JPMorgan Chase & Co. Chief Executive Officer Jamie Dimon said he thinks Massachusetts Sen. Elizabeth Warren’s constant quest to tax the wealthy “vilifies successful people.”
Warren “uses some pretty harsh words, you know, some would say vilifies successful people,” Dimon told CNBC.
“I don’t like vilifying anybody. I think we should applaud successful people,” Dimon said.
Dimon said that Warren’s proposed Accountable Capitalism Act would change “the complete nature of how you run a corporation.”
“I think we have to look at [how] America was founded on free enterprise; freedom and free enterprise are interchangeable,” Dimon said. “If people have very specific things that we should do different, than we should think about doing them different.”
Warren's platform has included several efforts aimed at Wall Street, including those that would reduce the freedoms of private-equity firms — and she has called for the return of the Glass-Steagall Act, which would break up huge banks.

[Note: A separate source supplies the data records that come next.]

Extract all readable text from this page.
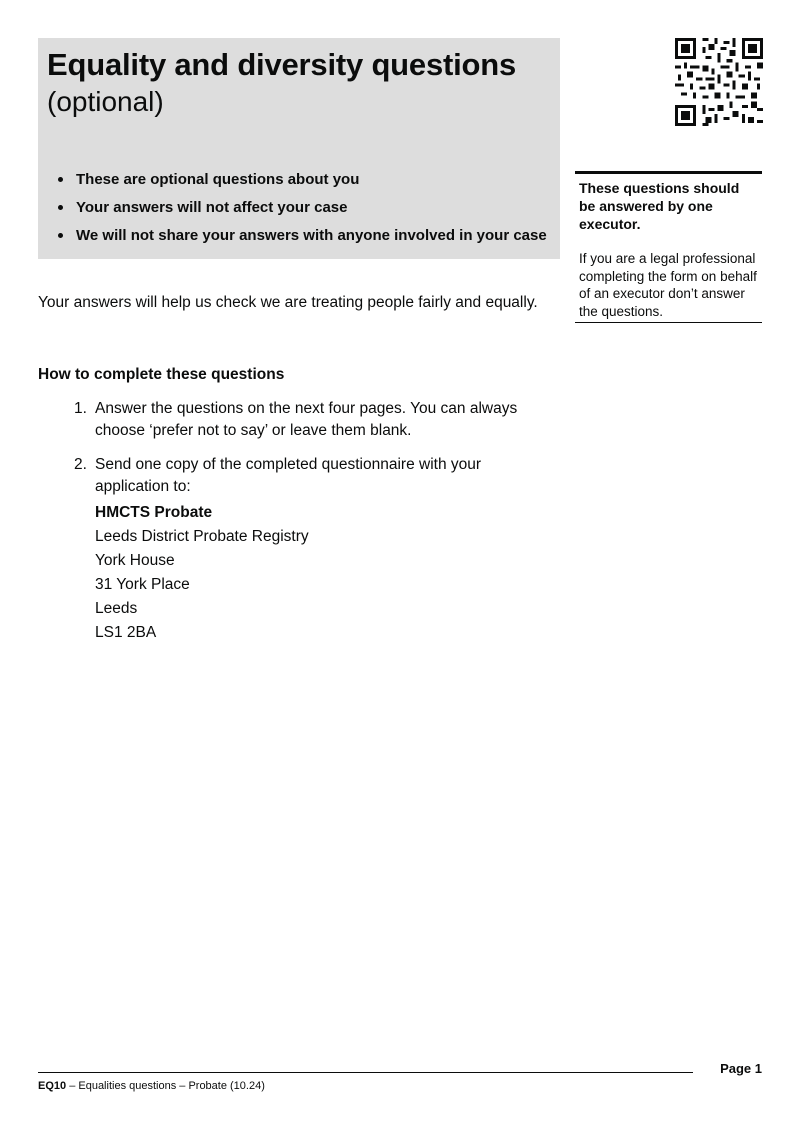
Equality and diversity questions
(optional)
These are optional questions about you
Your answers will not affect your case
We will not share your answers with anyone involved in your case

These questions should be answered by one executor.

If you are a legal professional completing the form on behalf of an executor don’t answer the questions.

Your answers will help us check we are treating people fairly and equally.

How to complete these questions
1. Answer the questions on the next four pages. You can always choose ‘prefer not to say’ or leave them blank.
2. Send one copy of the completed questionnaire with your application to:
HMCTS Probate
Leeds District Probate Registry
York House
31 York Place
Leeds
LS1 2BA
Page 1
EQ10 – Equalities questions – Probate (10.24)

She has also proposed an "ultra-millionaire" tax that would require households of $50 million to $1 billion to pay 2 percent of their wealth in taxes every year.
Dimon isn't alone in criticizing Warren on the topic.

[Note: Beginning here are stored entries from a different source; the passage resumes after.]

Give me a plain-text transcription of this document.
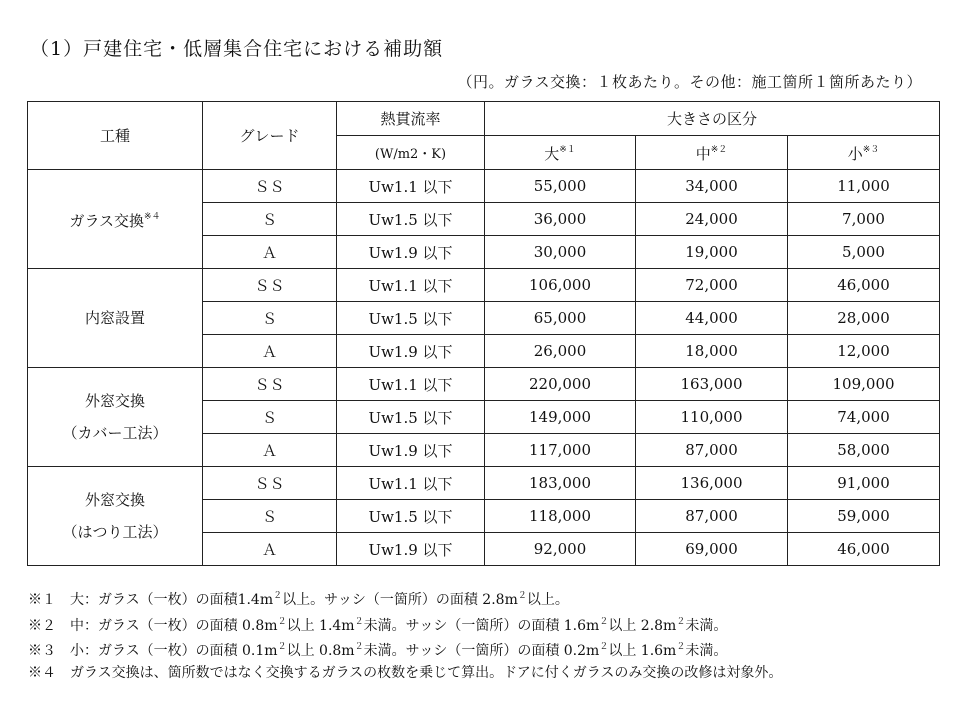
（1）戸建住宅・低層集合住宅における補助額
（円。ガラス交換：１枚あたり。その他：施工箇所１箇所あたり）
工種	グレード	熱貫流率	大きさの区分		
		(W/m2・K)	大$^{※1}$	中$^{※2}$	小$^{※3}$
ガラス交換$^{※4}$	ＳＳ	Uw1.1 以下	55,000	34,000	11,000
	Ｓ	Uw1.5 以下	36,000	24,000	7,000
	Ａ	Uw1.9 以下	30,000	19,000	5,000
内窓設置	ＳＳ	Uw1.1 以下	106,000	72,000	46,000
	Ｓ	Uw1.5 以下	65,000	44,000	28,000
	Ａ	Uw1.9 以下	26,000	18,000	12,000

外窓交換
（カバー工法）	ＳＳ	Uw1.1 以下	220,000	163,000	109,000
	Ｓ	Uw1.5 以下	149,000	110,000	74,000
	Ａ	Uw1.9 以下	117,000	87,000	58,000

外窓交換
（はつり工法）	ＳＳ	Uw1.1 以下	183,000	136,000	91,000
	Ｓ	Uw1.5 以下	118,000	87,000	59,000
	Ａ	Uw1.9 以下	92,000	69,000	46,000
※１　大：ガラス（一枚）の面積$1.4m^2$以上。サッシ（一箇所）の面積 $2.8m^2$以上。
※２　中：ガラス（一枚）の面積 $0.8m^2$以上 $1.4m^2$未満。サッシ（一箇所）の面積 $1.6m^2$以上 $2.8m^2$未満。
※３　小：ガラス（一枚）の面積 $0.1m^2$以上 $0.8m^2$未満。サッシ（一箇所）の面積 $0.2m^2$以上 $1.6m^2$未満。
※４　ガラス交換は、箇所数ではなく交換するガラスの枚数を乗じて算出。ドアに付くガラスのみ交換の改修は対象外。
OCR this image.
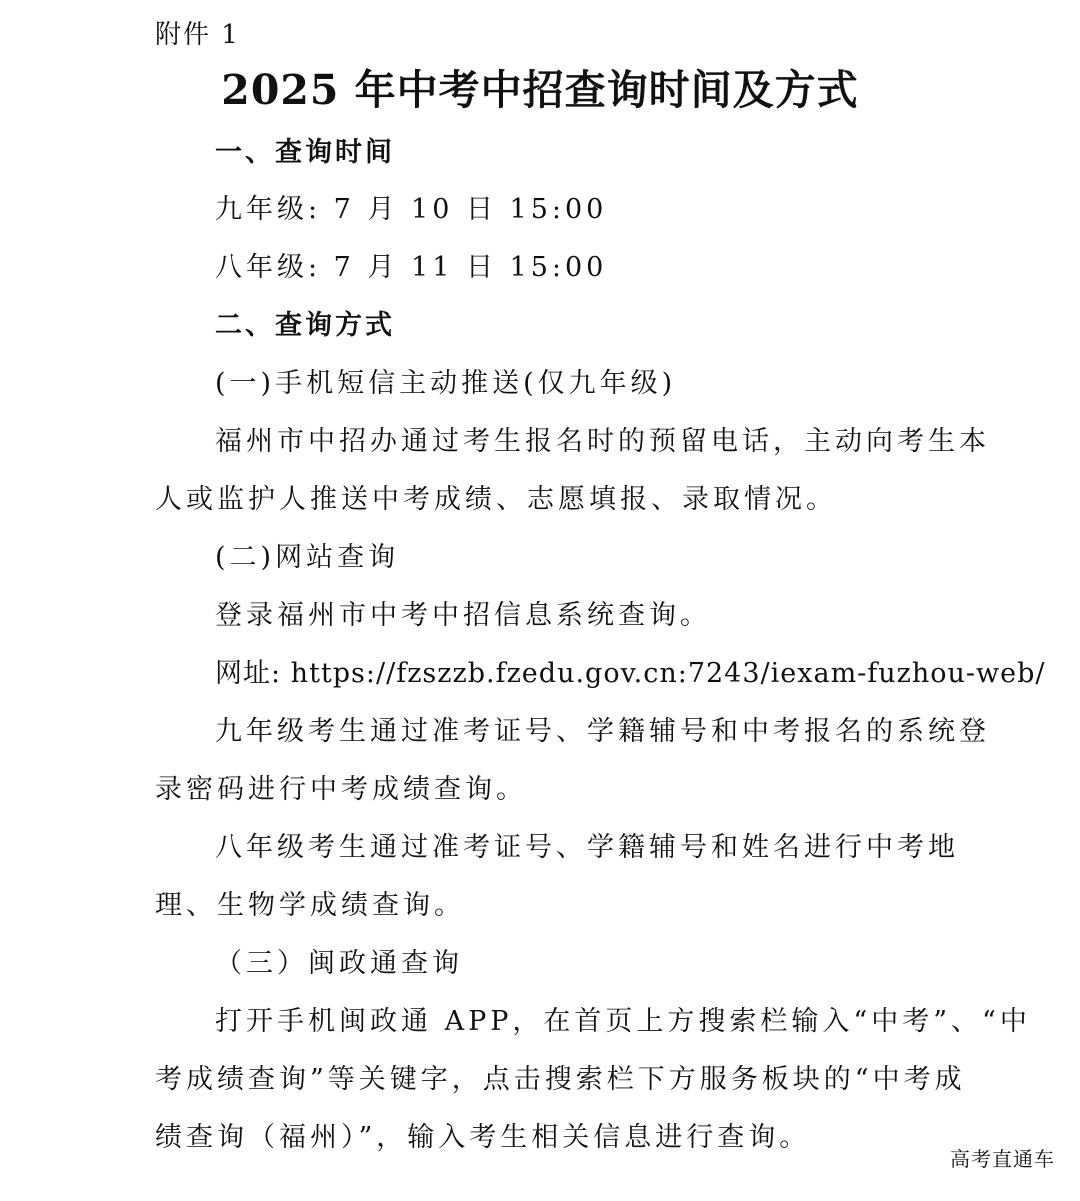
附件 1
2025 年中考中招查询时间及方式
一、查询时间
九年级: 7 月 10 日 15:00
八年级: 7 月 11 日 15:00
二、查询方式
(一)手机短信主动推送(仅九年级)
福州市中招办通过考生报名时的预留电话，主动向考生本
人或监护人推送中考成绩、志愿填报、录取情况。
(二)网站查询
登录福州市中考中招信息系统查询。
网址: https://fzszzb.fzedu.gov.cn:7243/iexam-fuzhou-web/
九年级考生通过准考证号、学籍辅号和中考报名的系统登
录密码进行中考成绩查询。
八年级考生通过准考证号、学籍辅号和姓名进行中考地
理、生物学成绩查询。
（三）闽政通查询
打开手机闽政通 APP，在首页上方搜索栏输入“中考”、“中
考成绩查询”等关键字，点击搜索栏下方服务板块的“中考成
绩查询（福州）”，输入考生相关信息进行查询。
高考直通车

Leon Cooperman called out Warren for ignoring the charitable and societal contributions made by America’s wealthiest entrepreneurs, escalating his war of words with the Democratic presidential candidate, Bloomberg reported.
“However much it resonates with your base, your vilification of the rich is misguided, ignoring, among other things, the sources of their wealth and the substantial contributions to society which they already, unprompted by you, make,” Cooperman, the son of an immigrant plumber, said in an open letter dated Oct. 30.
Cooperman, a former Goldman Sachs executive, has a net worth estimated at $3.2 billion, The New York Times reports.
The Warren-Cooperman rift began on Oct. 16, when the billionaire predicted to CNBC that stocks would fall 25% if she were elected.
The billionaire, who bootstrapped his way from the South Bronx to become one of the deans of the hedge fund industry, wrote the letter in a response to an Oct. 23 tweet by Warren that said he should “pitch in a bit more” so that others have a chance to succeed at the American dream.
Warren singled Cooperman out after the investor told Politico that while he believed in progressive taxation, he has fundamental disagreements with her approach. In his response, he details his philanthropic efforts and those of other billionaires, quotes Internal Revenue Service data on the higher tax burden of bigger earners, and cites experts who question the feasibility of Warren’s proposed wealth tax, her main means of raising money for the ambitious spending programs she supports.
He closes by asking Warren to “find common ground” rather than “firing off snarky tweets.”
Cooperman is not a prolific political donor, and he has mostly given to Republicans. In 2016, he supported the presidential campaigns of Jeb Bush and Marco Rubio. He also gave $1,000 to Hillary Clinton that January, but her campaign refunded the donation the following month, Federal Election Commission records show.